Opinion: Congress should address health insurance tax


Opinion: Congress should address health insurance tax

Helping Small Businesses: Halting the Health Insurance Tax

As we all know, Congress has been encumbered in partisanship all fall. It’s time it does the people’s work before the end of the year. Few issues are as wide reaching as the Health Insurance Tax — it ultimately raises health care costs for 142 million Americans and will undercut the economy, and more than half of the cost of the entire tax is paid by working- and middle-class households in the end.

But it is particularly burdensome for Georgia’s small-business community as well. The HIT is assessed on insurers, but it affects the 88% of small businesses that purchase their health care plans through the fully insured marketplace. 

As someone who has several small businesses, I appreciate the struggle many entrepreneurs face.
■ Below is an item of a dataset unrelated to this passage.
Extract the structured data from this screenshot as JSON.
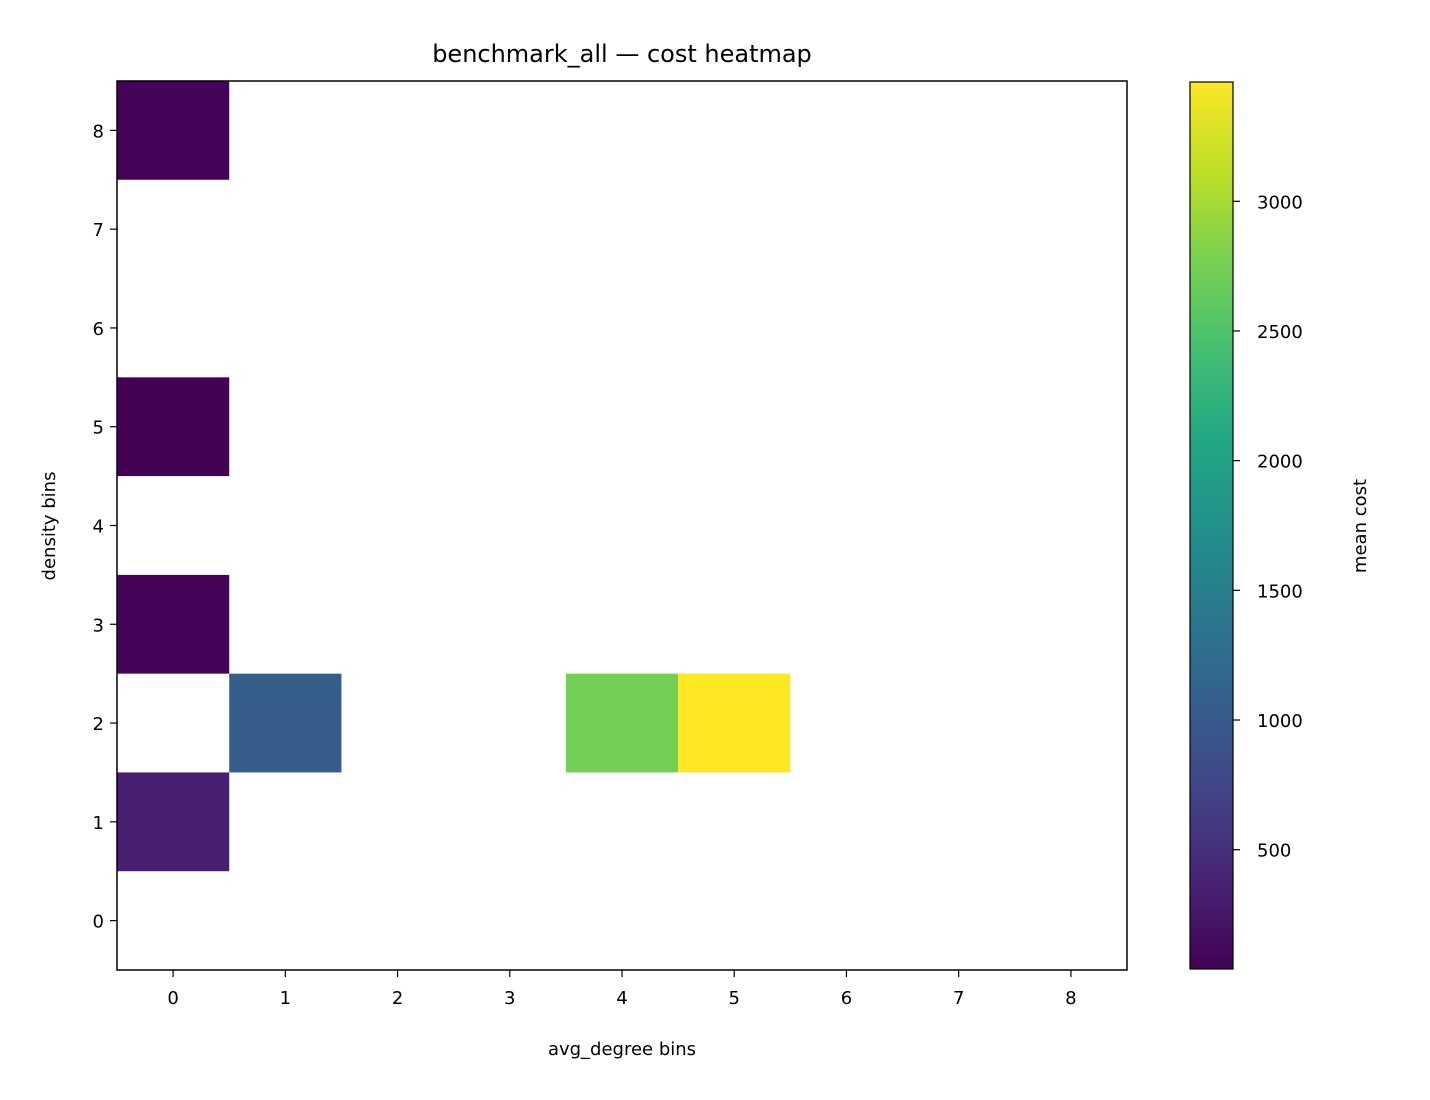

Starting a business often means giving up a good job and investing your life savings, not to mention the time and emotional energy involved. Small-business owners are the backbone of our economy; they are the first ones in and the last ones out every day, and they provide jobs, expand the local tax base and contribute to our communities. 

So, we deserve unequivocal support from our elected officials. We need our elected officials’ support to help pass HR 1398 and S 172, the Health Insurance Tax Relief Act of 2019. Congress has passed similar relief measures in 2015 and 2017, and it is important that it does so ahead of the new year as businesses are planning their own budgets.